= Caduti della Direttissima =

Workers who died constructing an Italian railroad

Caduti della Direttissima refers to the workers that died during the construction of the Bologna–Florence railway (Direttissima).

==History and geography==

The railway line between Bologna and Florence (Direttissima) opened in 1934. Inside the railway there is a gallery which links the Apennines between Tuscany and Emilia Romagna, from Florence to Bologna, and it is situated between two train stations: Vernio-Montepiano-Cantagallo and San Benedetto Val di Sambro. The gallery is 18,507 m long. On January 12, 1920, the excavation for the construction of the great gallery at the entrance to the south began and on July 20, 1920 at the north entrance. The excavation was fast enough. The tunnel was completed on December 4, 1929.

==Working conditions==

The construction of the gallery involved workers from all over Italy and especially from Tuscan-Emilian countries where there was no work. The living conditions of the workers were very difficult: people went to work for the Bologna–Florence railway for necessity, but the work was very dangerous, tiring and not protected and the means of transport that brought to the work place did not exist. The work outside the tunnel consisted in working during the day and there was a break of one hour to eat. Inside the gallery, the workers had three continuous shifts of eight hours from morning to the evening. They worked on Sunday and had few holidays. The workers ate something quickly, sometimes in secret, between a job and the other. Team leaders were assigned the direct control of the work. The first teams were given the most dangerous phases: the temperature reached 60 °C, the workers had to alternate every 5 minutes.
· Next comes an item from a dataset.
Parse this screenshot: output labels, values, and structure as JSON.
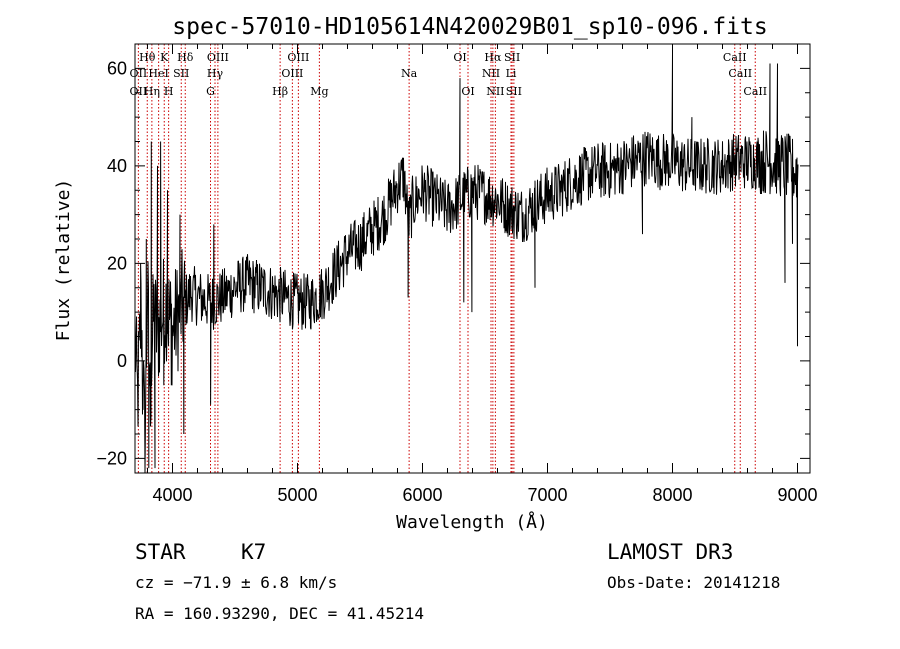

The hard working conditions caused frequent incidents, the major causes were collapse and gas explosions or mine. In case of an incident, the workers were transported to the "ospedaletto" of Lagaro or to the Hospital "Mussolini" of Bologna. The conditions of the workers were not protected: the work was hard and it was easy to be fired, there was not a trade union to defend workers. The strike was not allowed. A positive aspect was that the workers had an insurance at work, and in case of illness, they had a minimum level of protection, but in case of serious injury, disability was recognized.

==Incidents==

During the construction of the tunnel, 99 men died while they were working on it. Many incidents were caused by gas release, the most abundant one occurred on August 3, 1928, and it caused a fire in a building site and the suspension of the excavations for almost six months. Some of these incidents were caused by violent penetration of water that could cause deadly damage: the most tragic of the water leakage occurred on 4 November 1927, work had to be suspended. The dead workers are remembered on two plaques affixed to the entrance of Prato station, so that they will not be forgotten.